While discussing Mercurio’s writing on the show, Compston added: “I think that’s the strongest he’s ever written, so it makes you go, ‘Will we ever go again’, which we know we won’t but it gets you hoping because he was writing better than ever.”
Elsewhere, Ant McPartlin and Declan Donnelly won the best TV presenter prize at the National Television Awards for a 20th consecutive time.
The presenting duo faced competition from Piers Morgan, who had set his sights on ending their domination at the event.
However, he did not attend and shared a photo on Twitter apparently showing him watching the ceremony on his TV at home.
Taking to the stage, McPartlin said: “We were talking in the car on the way here and the first year we won an NTA, Tony Blair was the prime minister and Newcastle United qualified for the Champions League. It just goes to show how long ago it was.
“But do you know what? This one means the most. Twenty years. This is really, really special. You have no idea how special this is.”
The ceremony also saw It’s A Sin, After Life, I’m A Celebrity… Get Me Out Of Here!, and The Great British Bake Off scoop awards.
The new drama prize went to It’s A Sin, with creator Russell T Davies dedicating the win to “those we lost, those who lived, those who learned and those we loved” during the Aids crisis.
After Life won the comedy award, beating shows such as Sex Education, The Vicar Of Dibley and Friday Night Dinner.
The award for challenge show went to The Great British Bake Off, fending off competition from Celebrity SAS: Who Dares Wins and Love Island.
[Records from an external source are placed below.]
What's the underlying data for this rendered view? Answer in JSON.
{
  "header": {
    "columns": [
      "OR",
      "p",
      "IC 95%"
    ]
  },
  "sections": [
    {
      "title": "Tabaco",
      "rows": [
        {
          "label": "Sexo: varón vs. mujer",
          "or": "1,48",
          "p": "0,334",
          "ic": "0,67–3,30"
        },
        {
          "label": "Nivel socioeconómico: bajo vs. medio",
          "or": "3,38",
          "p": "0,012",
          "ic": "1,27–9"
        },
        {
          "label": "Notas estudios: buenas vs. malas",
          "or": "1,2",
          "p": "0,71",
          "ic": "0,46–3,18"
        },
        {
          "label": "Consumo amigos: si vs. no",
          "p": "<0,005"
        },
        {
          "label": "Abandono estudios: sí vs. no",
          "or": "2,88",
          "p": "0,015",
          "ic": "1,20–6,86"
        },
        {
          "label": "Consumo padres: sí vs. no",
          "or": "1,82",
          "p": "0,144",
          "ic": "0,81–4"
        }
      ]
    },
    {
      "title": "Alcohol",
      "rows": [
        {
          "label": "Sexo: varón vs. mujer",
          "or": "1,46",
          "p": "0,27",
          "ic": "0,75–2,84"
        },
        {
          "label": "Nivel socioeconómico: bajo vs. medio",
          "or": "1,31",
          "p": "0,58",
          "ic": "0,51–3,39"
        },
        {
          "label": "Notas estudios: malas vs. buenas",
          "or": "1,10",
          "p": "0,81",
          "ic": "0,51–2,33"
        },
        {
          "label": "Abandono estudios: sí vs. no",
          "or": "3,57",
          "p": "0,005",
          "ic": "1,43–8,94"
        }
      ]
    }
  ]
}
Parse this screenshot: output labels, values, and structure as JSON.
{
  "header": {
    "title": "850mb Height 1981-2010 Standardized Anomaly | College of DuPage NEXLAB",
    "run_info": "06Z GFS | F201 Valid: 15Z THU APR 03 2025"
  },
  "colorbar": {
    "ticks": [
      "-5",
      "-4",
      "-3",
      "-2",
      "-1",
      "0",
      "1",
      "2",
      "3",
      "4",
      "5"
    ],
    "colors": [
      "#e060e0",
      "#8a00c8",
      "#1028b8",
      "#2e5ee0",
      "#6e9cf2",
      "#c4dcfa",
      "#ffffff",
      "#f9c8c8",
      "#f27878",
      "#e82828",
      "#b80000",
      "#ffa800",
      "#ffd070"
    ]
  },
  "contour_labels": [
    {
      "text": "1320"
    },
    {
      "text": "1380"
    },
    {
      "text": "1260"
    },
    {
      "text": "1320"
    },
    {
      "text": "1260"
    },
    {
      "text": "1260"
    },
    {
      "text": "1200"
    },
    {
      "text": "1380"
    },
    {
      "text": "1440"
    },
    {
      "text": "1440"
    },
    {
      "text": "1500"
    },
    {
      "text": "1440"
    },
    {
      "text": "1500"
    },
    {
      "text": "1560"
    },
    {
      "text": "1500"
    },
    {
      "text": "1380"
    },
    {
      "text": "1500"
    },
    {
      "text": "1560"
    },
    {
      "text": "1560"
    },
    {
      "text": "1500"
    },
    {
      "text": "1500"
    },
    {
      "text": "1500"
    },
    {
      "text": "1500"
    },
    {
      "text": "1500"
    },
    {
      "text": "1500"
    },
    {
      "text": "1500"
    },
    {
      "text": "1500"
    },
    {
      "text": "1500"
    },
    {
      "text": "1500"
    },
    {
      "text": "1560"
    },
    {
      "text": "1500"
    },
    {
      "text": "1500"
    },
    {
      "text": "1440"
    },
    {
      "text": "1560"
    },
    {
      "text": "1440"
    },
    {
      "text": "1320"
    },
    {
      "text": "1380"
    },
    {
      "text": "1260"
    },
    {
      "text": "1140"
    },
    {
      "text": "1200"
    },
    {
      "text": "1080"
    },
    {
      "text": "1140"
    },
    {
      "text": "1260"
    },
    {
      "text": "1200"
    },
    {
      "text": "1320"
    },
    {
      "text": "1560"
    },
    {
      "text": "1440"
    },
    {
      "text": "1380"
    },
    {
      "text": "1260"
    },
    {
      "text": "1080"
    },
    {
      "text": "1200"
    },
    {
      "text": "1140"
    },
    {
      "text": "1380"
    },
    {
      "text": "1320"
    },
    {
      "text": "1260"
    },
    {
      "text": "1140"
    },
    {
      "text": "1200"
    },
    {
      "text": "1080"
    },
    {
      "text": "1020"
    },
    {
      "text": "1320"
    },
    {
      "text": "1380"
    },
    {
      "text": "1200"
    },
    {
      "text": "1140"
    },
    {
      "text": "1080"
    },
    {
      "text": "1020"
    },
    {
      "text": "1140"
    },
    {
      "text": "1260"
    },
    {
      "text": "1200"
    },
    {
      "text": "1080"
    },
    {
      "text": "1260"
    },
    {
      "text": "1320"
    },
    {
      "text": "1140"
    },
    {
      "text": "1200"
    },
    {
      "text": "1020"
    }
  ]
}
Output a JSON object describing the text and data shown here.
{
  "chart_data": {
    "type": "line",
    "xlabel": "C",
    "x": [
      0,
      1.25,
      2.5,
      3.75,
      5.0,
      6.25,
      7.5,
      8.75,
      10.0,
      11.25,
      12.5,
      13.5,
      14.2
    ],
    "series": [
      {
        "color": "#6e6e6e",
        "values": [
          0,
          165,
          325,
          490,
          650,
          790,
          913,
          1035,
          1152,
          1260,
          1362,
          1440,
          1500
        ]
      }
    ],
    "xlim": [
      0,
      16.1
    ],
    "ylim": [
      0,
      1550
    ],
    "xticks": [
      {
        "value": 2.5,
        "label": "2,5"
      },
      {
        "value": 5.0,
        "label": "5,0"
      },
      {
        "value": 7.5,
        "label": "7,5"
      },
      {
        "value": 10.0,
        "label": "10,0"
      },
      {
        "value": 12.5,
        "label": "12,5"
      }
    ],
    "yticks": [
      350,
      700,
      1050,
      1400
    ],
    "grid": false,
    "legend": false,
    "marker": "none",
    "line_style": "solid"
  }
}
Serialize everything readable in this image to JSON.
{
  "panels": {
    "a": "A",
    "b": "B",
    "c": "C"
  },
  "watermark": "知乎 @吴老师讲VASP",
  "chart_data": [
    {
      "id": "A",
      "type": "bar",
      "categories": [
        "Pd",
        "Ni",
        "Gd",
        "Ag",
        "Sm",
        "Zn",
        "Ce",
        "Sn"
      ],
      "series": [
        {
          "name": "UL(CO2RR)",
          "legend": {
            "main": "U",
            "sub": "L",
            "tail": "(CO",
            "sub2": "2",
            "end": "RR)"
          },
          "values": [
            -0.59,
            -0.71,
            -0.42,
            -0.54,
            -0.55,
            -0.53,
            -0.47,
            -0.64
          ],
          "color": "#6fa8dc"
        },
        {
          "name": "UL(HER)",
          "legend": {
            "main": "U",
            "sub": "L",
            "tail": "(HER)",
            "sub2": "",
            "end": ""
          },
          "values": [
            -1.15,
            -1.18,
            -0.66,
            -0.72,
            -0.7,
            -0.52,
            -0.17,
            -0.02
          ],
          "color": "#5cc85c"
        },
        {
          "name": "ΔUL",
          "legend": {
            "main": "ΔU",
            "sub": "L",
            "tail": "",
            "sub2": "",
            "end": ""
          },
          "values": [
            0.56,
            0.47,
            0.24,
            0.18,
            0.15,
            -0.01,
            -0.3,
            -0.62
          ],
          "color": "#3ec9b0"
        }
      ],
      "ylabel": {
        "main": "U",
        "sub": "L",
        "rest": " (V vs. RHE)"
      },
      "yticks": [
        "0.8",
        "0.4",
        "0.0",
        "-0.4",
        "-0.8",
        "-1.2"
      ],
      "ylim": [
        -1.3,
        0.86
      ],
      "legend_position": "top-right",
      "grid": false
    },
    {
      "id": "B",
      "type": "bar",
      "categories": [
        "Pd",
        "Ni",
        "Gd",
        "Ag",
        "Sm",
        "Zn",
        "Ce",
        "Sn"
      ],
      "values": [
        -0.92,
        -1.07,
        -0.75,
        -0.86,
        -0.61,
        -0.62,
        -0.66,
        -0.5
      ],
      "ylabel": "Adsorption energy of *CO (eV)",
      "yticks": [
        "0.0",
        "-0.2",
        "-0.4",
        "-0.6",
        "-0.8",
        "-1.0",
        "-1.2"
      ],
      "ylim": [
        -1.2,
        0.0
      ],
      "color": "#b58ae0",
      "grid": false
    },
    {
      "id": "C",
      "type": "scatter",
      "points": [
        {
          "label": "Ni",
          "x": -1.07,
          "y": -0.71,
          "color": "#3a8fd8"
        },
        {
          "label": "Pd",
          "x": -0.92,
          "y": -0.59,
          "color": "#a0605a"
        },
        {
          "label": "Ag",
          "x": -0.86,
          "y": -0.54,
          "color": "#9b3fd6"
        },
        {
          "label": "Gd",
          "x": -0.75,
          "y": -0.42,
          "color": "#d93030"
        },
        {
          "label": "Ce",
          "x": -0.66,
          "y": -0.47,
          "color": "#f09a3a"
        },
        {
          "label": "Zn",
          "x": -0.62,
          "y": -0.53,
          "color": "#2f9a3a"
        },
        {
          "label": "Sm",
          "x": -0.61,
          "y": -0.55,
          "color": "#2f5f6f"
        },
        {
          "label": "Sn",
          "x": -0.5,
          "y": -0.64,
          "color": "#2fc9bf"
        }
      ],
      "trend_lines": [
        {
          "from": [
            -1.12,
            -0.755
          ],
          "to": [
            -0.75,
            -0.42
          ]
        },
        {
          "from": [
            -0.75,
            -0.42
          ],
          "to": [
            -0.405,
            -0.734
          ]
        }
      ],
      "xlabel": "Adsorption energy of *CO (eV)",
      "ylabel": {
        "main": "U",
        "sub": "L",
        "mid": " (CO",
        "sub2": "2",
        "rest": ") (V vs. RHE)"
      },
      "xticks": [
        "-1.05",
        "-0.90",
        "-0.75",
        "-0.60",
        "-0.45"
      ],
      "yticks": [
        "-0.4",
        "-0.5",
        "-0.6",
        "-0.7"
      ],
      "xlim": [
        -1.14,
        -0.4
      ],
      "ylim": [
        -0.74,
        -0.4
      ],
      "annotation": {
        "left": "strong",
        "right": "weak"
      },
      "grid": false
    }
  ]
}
Peter Sawkins, an accounting and finance student from Edinburgh, was crowned the show’s youngest ever winner at 20 last year and he accepted the prize on stage wearing a kilt.
Judges Paul Hollywood and Dame Prue Leith and presenters Matt Lucas and Noel Fielding appeared via video link.
Kate Garraway won the award for authored documentary for Finding Derek, which offered candid insight into her family life while her husband, former political adviser Derek Draper, spent a year in hospital being treated for coronavirus.